• ALJ Shaw Issues Recommended Determination On Remedy And Bonding In Certain Gaming And Entertainment Consoles (337-TA-752)
  • June 1, 2012 | Author: Alexander E. Gasser
  • Law Firm: Oblon, Spivak, McClelland, Maier & Neustadt, L.L.P. - Alexandria Office
  • On May 18, 2012, ALJ David P. Shaw issued the public version of the Recommended Determination on Remedy and Bonding (“RD”) (dated May 7, 2012) in Certain Gaming and Entertainment Consoles, Related Software, and Components Thereof (Inv. No. 337-TA-745).

    By way of background, the investigation is based on a complaint filed by Motorola Mobility, Inc. and General Instrument Corporation (collectively, “Motorola”) alleging violation of Section 337 by Respondent Microsoft Corp. (“Microsoft”) for its importation into the U.S. and sale of certain gaming and entertainment consoles, related software, and components thereof that infringe  certain U.S. Patents.  See our November 24, 2010 post for more details.  On April 23, 2012, ALJ Shaw issued the Initial Determination (“ID”) which found that a violation of Section 337 occurred in this investigation by Microsoft by reason of infringement of certain valid claims of U.S. Patent Nos. 5,357,571 (the ‘571 patent); 6,069,896 (the ‘896 patent); 6,980,596 (the ‘596 patent); and 7,162,094 (the ‘094 patent).  See our May 24, 2012 post for more details on the public version of the ID.

    With respect to remedy, Motorola sought a limited exclusion order (“LEO”) against Microsoft, and its affiliated companies, related business entities, and successors or assigns, barring from entry into the U.S. all gaming and entertainment consoles, related software, and components thereof found to infringe one or more of the asserted claims of the patents-in-suit.  According to the RD, Microsoft argued this would be contrary to the public interest, citing only two primary competitors to Microsoft’s gaming system; the Sony Playstation and the Nintendo Wii.  ALJ Shaw rejected Microsoft’s argument, on the grounds that (i) Microsoft did not show that Sony or Nintendo would fail to meet the demand for consumer video gaming consoles in the event the LEO issued; (ii) Microsoft did not file a response to the ITC’s solicitation of comments relating to the public interest; and (iii) there is a strong public interest in enforcing intellectual property rights.  Accordingly, ALJ Shaw recommended that in the event a violation is ultimately found, the Commission should issue an LEO, which should contain a certification provision to facilitate proper enforcement.  Such a provision permits entities whose products are potentially excludable to certify, pursuant to procedures specified by the U.S. Customs and Border Protection, that they are familiar with the terms of the order, and to the best of their knowledge, the products being imported are not excluded from entry under the order.  ALJ Shaw further recommended that the Commission issue a cease and desist order, since it was shown that Microsoft held commercially significant infringing inventory, centered at two distribution centers in the U.S.

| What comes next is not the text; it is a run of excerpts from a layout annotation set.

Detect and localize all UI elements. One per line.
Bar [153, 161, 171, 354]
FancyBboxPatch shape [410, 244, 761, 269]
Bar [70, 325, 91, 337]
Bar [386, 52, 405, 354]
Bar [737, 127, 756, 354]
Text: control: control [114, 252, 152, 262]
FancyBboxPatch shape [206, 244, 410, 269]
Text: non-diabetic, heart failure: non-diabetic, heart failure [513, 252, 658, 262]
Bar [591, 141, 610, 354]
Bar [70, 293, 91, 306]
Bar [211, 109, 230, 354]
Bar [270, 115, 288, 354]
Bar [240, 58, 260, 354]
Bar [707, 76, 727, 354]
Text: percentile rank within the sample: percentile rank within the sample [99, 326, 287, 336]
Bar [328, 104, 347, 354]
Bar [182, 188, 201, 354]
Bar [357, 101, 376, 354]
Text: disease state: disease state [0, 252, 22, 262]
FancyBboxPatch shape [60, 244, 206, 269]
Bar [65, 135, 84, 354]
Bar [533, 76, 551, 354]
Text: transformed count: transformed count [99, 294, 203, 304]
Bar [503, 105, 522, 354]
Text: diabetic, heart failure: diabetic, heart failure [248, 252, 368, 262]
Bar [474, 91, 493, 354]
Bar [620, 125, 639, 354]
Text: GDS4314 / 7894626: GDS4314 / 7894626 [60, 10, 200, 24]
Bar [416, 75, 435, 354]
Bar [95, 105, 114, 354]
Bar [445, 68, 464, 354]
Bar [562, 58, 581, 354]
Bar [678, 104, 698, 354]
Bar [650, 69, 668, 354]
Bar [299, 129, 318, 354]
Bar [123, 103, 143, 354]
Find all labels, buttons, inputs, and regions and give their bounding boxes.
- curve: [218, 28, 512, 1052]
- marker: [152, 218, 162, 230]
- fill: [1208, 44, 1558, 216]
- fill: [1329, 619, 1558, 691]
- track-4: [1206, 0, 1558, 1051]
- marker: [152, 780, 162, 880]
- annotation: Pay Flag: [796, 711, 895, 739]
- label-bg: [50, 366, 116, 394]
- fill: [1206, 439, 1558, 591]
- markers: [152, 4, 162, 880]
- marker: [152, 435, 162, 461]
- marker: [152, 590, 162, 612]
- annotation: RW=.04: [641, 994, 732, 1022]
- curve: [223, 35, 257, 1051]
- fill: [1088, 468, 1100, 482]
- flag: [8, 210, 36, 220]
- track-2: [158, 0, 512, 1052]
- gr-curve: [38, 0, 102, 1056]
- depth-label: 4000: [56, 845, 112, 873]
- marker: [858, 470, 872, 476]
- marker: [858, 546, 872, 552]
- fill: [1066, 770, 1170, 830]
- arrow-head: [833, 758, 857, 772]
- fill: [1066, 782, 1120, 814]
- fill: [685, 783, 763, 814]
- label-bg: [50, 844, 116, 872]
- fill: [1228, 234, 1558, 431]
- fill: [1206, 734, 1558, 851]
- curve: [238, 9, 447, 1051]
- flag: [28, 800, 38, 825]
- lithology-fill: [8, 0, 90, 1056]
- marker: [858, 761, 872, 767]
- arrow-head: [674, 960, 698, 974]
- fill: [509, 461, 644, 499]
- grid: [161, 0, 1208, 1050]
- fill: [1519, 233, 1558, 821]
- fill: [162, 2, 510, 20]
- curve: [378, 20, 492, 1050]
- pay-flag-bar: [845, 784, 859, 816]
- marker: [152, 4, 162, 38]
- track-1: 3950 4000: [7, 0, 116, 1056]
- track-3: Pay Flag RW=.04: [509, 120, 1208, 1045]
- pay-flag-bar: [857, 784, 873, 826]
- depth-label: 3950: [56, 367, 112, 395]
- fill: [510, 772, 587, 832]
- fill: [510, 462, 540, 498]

    Regarding the bond amount, Motorola requested a 100% bond in light of the wide range of prices charged for infringing products and the resulting difficulty in making a price differential analysis.  In the alternative, Motorola argued that a reasonable royalty rate of 2.25% would be appropriate with respect to the ‘712, ‘571, ‘596, and ‘094 patents, and that a different, royalty rate should apply to the ‘896 patent.  Microsoft responded by arguing that the bond should be set at zero, since Motorola did not identified any consumers who purchased an Xbox console in lieu of a Motorola device, and that the purported reasonable rates were excessive, between 16 and 45 times the maximum rates charged by licensors in the standards pool applicable to certain of the asserted patents.  ALJ Shaw stated that the patent pools Microsoft referred to did not include the Motorola patents, the ‘896 patent was not even subject to any obligation by Motorola to license at a reasonable and non-discriminatory rate, and Microsoft did not propose an allegedly more reasonable royalty rate.  ALJ Shaw recommended that any bond required to be posted by Microsoft during the Presidential review period be seven percent of the wholesale price of the products at issue.